Bottom line blues (MGMA annual meeting)
Months before the Medical Group Management Assn. annual conference, the MGMA asked its 2,800 members about their biggest challenges in running a group practice.
No. 1 on the list: maintaining physician reimbursement in an era of declining revenues. No. 2: dealing with operating costs rising faster than revenues. Thirty-two other areas — most linked to the top two — were called “considerable” or “extreme” challenges.
Total operating costs for practices have risen 43.1% since 2001, said William F. Jessee, MD, president and CEO of MGMA, while the Consumer Price Index has risen 24.2% and the Medicare conversion factor has flatlined at 0%. The factor converts the geographically adjusted number of relative value units for each service in the Medicare physician payment schedule into a dollar payment amount.

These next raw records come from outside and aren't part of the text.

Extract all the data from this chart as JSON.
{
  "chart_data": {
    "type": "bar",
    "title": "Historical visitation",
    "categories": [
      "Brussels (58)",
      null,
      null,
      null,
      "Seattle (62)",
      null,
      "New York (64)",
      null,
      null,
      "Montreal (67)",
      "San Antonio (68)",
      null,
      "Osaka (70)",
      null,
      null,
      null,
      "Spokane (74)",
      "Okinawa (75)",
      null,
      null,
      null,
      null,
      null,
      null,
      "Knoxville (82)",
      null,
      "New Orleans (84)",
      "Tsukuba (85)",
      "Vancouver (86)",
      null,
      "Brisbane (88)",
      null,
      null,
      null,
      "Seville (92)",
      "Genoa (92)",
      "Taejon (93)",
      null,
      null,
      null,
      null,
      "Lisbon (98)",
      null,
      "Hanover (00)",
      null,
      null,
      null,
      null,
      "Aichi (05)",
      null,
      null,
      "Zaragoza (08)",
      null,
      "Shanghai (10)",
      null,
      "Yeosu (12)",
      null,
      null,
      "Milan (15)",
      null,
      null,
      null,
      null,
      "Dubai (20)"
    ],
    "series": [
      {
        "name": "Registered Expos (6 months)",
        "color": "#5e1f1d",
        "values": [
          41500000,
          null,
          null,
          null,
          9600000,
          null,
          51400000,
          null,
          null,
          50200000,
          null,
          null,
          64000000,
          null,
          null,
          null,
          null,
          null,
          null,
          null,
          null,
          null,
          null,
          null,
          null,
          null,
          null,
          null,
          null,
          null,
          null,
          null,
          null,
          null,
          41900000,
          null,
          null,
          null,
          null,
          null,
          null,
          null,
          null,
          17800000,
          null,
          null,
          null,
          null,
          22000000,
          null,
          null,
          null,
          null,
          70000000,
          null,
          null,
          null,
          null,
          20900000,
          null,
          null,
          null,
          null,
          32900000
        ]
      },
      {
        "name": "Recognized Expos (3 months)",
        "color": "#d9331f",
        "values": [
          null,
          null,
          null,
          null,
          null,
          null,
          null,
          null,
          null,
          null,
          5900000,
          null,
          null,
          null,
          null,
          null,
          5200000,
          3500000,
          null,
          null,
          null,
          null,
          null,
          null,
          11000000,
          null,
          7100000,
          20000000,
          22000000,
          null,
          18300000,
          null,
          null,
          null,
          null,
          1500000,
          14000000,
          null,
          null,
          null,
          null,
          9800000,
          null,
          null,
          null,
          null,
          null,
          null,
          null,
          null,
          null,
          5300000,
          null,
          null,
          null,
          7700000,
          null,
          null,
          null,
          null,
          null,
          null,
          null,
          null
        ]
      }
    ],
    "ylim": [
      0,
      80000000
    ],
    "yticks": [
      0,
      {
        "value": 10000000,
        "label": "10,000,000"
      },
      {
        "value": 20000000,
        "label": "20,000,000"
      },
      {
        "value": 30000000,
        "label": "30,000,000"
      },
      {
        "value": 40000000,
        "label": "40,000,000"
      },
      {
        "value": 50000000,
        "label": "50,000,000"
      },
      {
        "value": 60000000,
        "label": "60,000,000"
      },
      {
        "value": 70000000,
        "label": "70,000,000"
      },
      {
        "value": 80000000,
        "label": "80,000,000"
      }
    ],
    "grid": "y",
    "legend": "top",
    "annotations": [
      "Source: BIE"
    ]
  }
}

Physician income barely kept pace with inflation this year, especially in specialty practices, according to MGMA’s annual physician compensation and production survey. Dr. Jesse said this is prompting many doctors to sell their practices to hospitals. Those remaining are less likely to invest in the practice.
“The only way a practice can keep up is to increase volume,” Dr. Jessee said. “But if you’re running as fast as you can, you can’t run any faster.”
The MGMA conference had many sessions on tips and tricks to cut costs or add business. But the gloomy consensus was that physicians on their own could only do so much and the answers need to come from payers — private, commercial and, especially, Medicare.